Jadi, \displaystyle\int\dfrac{x^2-2x-1}{x^2-1}\ dx=x-\ln\left|x^2-1\right|+c.
JAWAB: A

No. 4

\displaystyle\int\dfrac{dx}{x-\sqrt{x}}

Channel Telegram

\displaystyle\int\dfrac{dx}{x-\sqrt{x}}=\displaystyle\int\dfrac{dx}{\sqrt{x}\left(\sqrt{x}-1\right)}

Misal u=\sqrt{x}-1
\(\eqalign{ du&=\dfrac{dx}{2\sqrt{x}}\\ \dfrac{dx}{\sqrt{x}}&=2du }\)

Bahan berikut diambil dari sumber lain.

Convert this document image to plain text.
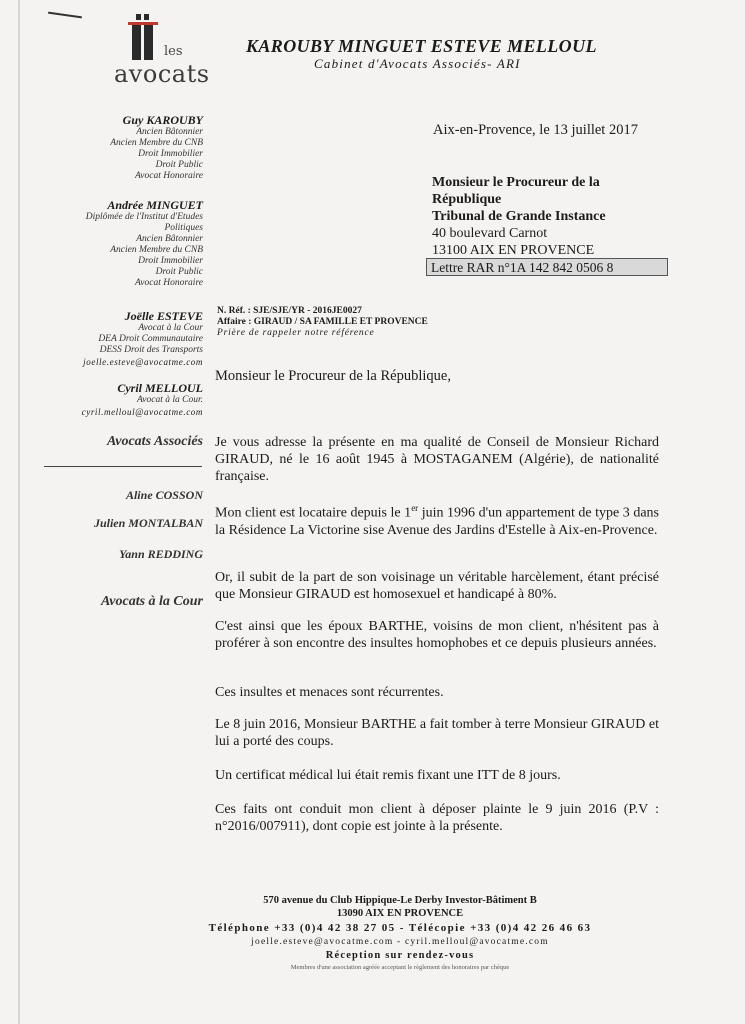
les
avocats
KAROUBY MINGUET ESTEVE MELLOUL
Cabinet d'Avocats Associés- ARI
Guy KAROUBY
Ancien Bâtonnier
Ancien Membre du CNB
Droit Immobilier
Droit Public
Avocat Honoraire
Andrée MINGUET
Diplômée de l'Institut d'Etudes
Politiques
Ancien Bâtonnier
Ancien Membre du CNB
Droit Immobilier
Droit Public
Avocat Honoraire
Joëlle ESTEVE
Avocat à la Cour
DEA Droit Communautaire
DESS Droit des Transports
joelle.esteve@avocatme.com
Cyril MELLOUL
Avocat à la Cour.
cyril.melloul@avocatme.com
Avocats Associés
Aline COSSON
Julien MONTALBAN
Yann REDDING
Avocats à la Cour
Aix-en-Provence, le 13 juillet 2017
Monsieur le Procureur de la
République
Tribunal de Grande Instance
40 boulevard Carnot
13100 AIX EN PROVENCE
Lettre RAR n°1A 142 842 0506 8
N. Réf. : SJE/SJE/YR - 2016JE0027
Affaire : GIRAUD / SA FAMILLE ET PROVENCE
Prière de rappeler notre référence
Monsieur le Procureur de la République,
Je vous adresse la présente en ma qualité de Conseil de Monsieur Richard GIRAUD, né le 16 août 1945 à MOSTAGANEM (Algérie), de nationalité française.
Mon client est locataire depuis le 1er juin 1996 d'un appartement de type 3 dans la Résidence La Victorine sise Avenue des Jardins d'Estelle à Aix-en-Provence.
Or, il subit de la part de son voisinage un véritable harcèlement, étant précisé que Monsieur GIRAUD est homosexuel et handicapé à 80%.
C'est ainsi que les époux BARTHE, voisins de mon client, n'hésitent pas à proférer à son encontre des insultes homophobes et ce depuis plusieurs années.
Ces insultes et menaces sont récurrentes.
Le 8 juin 2016, Monsieur BARTHE a fait tomber à terre Monsieur GIRAUD et lui a porté des coups.
Un certificat médical lui était remis fixant une ITT de 8 jours.
Ces faits ont conduit mon client à déposer plainte le 9 juin 2016 (P.V : n°2016/007911), dont copie est jointe à la présente.
570 avenue du Club Hippique-Le Derby Investor-Bâtiment B
13090 AIX EN PROVENCE
Téléphone +33 (0)4 42 38 27 05 - Télécopie +33 (0)4 42 26 46 63
joelle.esteve@avocatme.com - cyril.melloul@avocatme.com
Réception sur rendez-vous
Membres d'une association agréée acceptant le règlement des honoraires par chèque
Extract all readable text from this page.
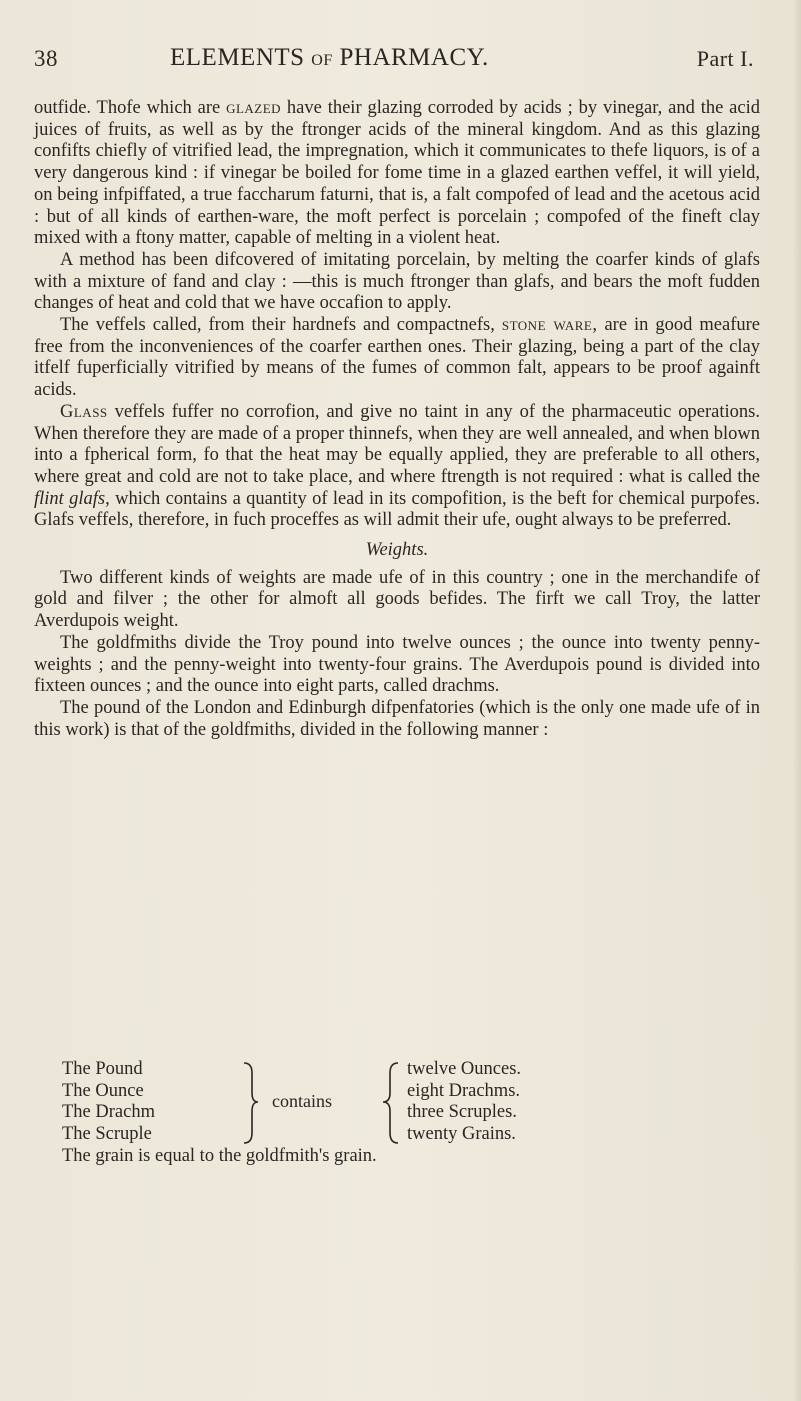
38	ELEMENTS OF PHARMACY.	Part I.

outfide. Thofe which are glazed have their glazing corroded by acids ; by vinegar, and the acid juices of fruits, as well as by the ftronger acids of the mineral kingdom. And as this glazing confifts chiefly of vitrified lead, the impregnation, which it communicates to thefe liquors, is of a very dangerous kind : if vinegar be boiled for fome time in a glazed earthen veffel, it will yield, on being infpiffated, a true faccharum faturni, that is, a falt compofed of lead and the acetous acid : but of all kinds of earthen-ware, the moft perfect is porcelain ; compofed of the fineft clay mixed with a ftony matter, capable of melting in a violent heat.

A method has been difcovered of imitating porcelain, by melting the coarfer kinds of glafs with a mixture of fand and clay : —this is much ftronger than glafs, and bears the moft fudden changes of heat and cold that we have occafion to apply.

The veffels called, from their hardnefs and compactnefs, stone ware, are in good meafure free from the inconveniences of the coarfer earthen ones. Their glazing, being a part of the clay itfelf fuperficially vitrified by means of the fumes of common falt, appears to be proof againft acids.

Glass veffels fuffer no corrofion, and give no taint in any of the pharmaceutic operations. When therefore they are made of a proper thinnefs, when they are well annealed, and when blown into a fpherical form, fo that the heat may be equally applied, they are preferable to all others, where great and cold are not to take place, and where ftrength is not required : what is called the flint glafs, which contains a quantity of lead in its compofition, is the beft for chemical purpofes. Glafs veffels, therefore, in fuch proceffes as will admit their ufe, ought always to be preferred.

Weights.

Two different kinds of weights are made ufe of in this country ; one in the merchandife of gold and filver ; the other for almoft all goods befides. The firft we call Troy, the latter Averdupois weight.

The goldfmiths divide the Troy pound into twelve ounces ; the ounce into twenty penny-weights ; and the penny-weight into twenty-four grains. The Averdupois pound is divided into fixteen ounces ; and the ounce into eight parts, called drachms.

The pound of the London and Edinburgh difpenfatories (which is the only one made ufe of in this work) is that of the goldfmiths, divided in the following manner :

The Pound
The Ounce
The Drachm
The Scruple
contains
twelve Ounces.
eight Drachms.
three Scruples.
twenty Grains.
The grain is equal to the goldfmith's grain.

\(\eqalign{ \displaystyle\int\dfrac{dx}{\sqrt{x}\left(\sqrt{x}-1\right)}&=2\displaystyle\int\dfrac{du}u\\ &=2\ln|u|+C\\ &=\boxed{\boxed{2\ln\left|\sqrt{x}-1\right|+C}} }\)

Jadi, \displaystyle\int\dfrac{dx}{x-\sqrt{x}}=2\ln\left|\sqrt{x}-1\right|+C.